Dinas Perumahan dan Permukiman Kabupaten Jombang Optimalkan Drainase

252

Caption foto : drainase yang sudah diperbaiki

memoexpos.co – Drainase merupakan salah satu fasilitas dasar yang dirancang sebagai sistem guna memenuhi kebutuhan masyarakat dan merupakan komponen penting dalam perencanaan infrastruktur. Dinas Perumahan dan Permukiman kabupaten Jombang kembali melakukan perbaikan drainase/trotoar tepatnya di Jl Mayjen Sungkono. Perbaikan drainase dilakukan sepanjang 157,2 M, dengan menggunakan APBD 2019 sebesar Rp. 360.840.000.

Hal ini disampaikan oleh Kepala Dinas Perumahan dan Permukiman Kabupaten Jombang Ir. Heru Widjajanto, M.Si. ketika dikonfirmasi dikantornya. Selasa (2/7/2019)

Secara umum,  lanjut Heru, drainase didefinisikan sebagai serangkaian bangunan air yang berfungsi untuk mengurangi dan/atau membuang kelebihan air dari suatu kawasan atau lahan, sehingga lahan dapat difungsikan secara optimal. Drainase juga diartikan sebagai usaha untuk mengontrol kualitas air tanah dalam kaitannya dengan salinitas.

Drainase yaitu suatu cara pembuangan kelebihan air yang tidak diinginkan pada suatu daerah, serta cara-cara penangggulangan akibat yang ditimbulkan oleh kelebihan air tersebut.

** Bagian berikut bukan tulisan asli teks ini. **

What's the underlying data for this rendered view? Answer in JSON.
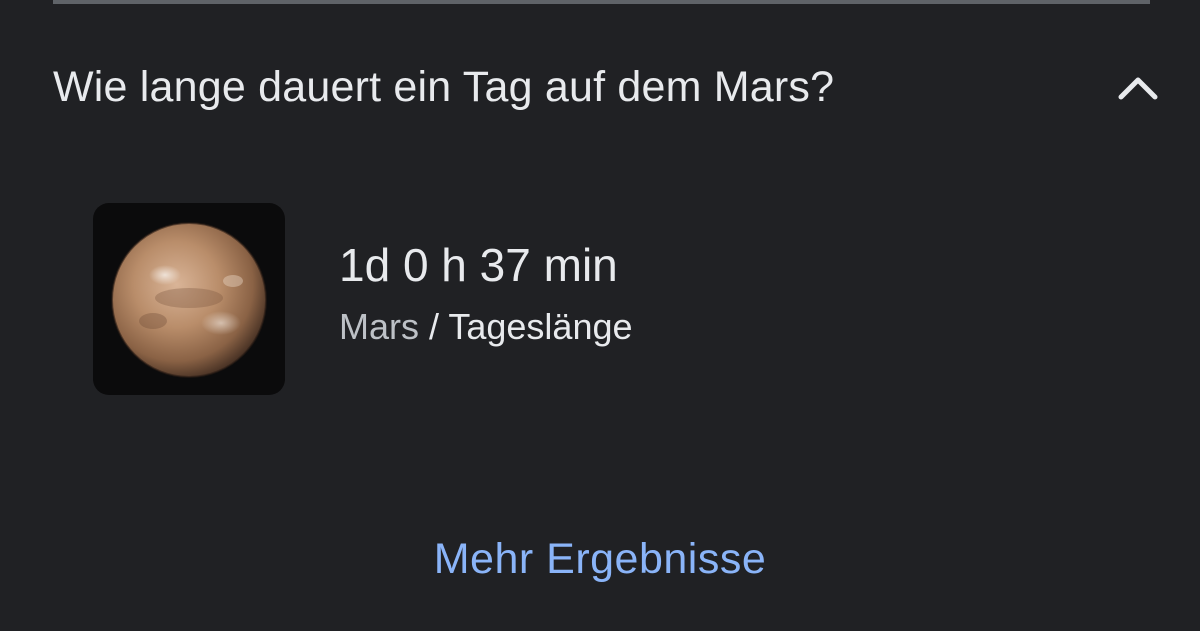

Sementara itu kondisi drainase di Kabupaten Jombang terutama pada saluran tertutup sudah banyak mengalami penurunan kualitas seperti terjadinya penyumbatan, ketidakmampuan saluran menampung aliran air limpasan serta tidak berfungsinya manhole sebagai street inlet. Keadaan ini sangat mengkhawatirkan bagi keselamatan pengguna jalan apabila terjadi genangan air akibat peningkatan intensitas curah hujan.

Program pembangunan drainase di jalankan untuk menjaga kualitas jalan agar selalu terjaga kondisinya, selain menjadi program juga di jalankan untuk mengindari terjadinya genangan dan memperpanjang usia jalan. ungkapnya

Maka dari itu, Kabupaten Jombang melalui Dinas Perumahan dan Permukiman dalam melaksanakan tindakan penanganan untuk mengoptimalkan fungsi sarana permukiman yang ada serta membangun sarana permukiman yang sudah masuk dalam daftar prioritas jangka pendek. Pekerjaan ini dikerjakan dengan jangka waktu 120 hari kalender

Dan semua pekerjaan drainase ini menggunakan u-ditch dan box culvert yang sudah terstandar yang telah ditentukan oleh kaidah teknis.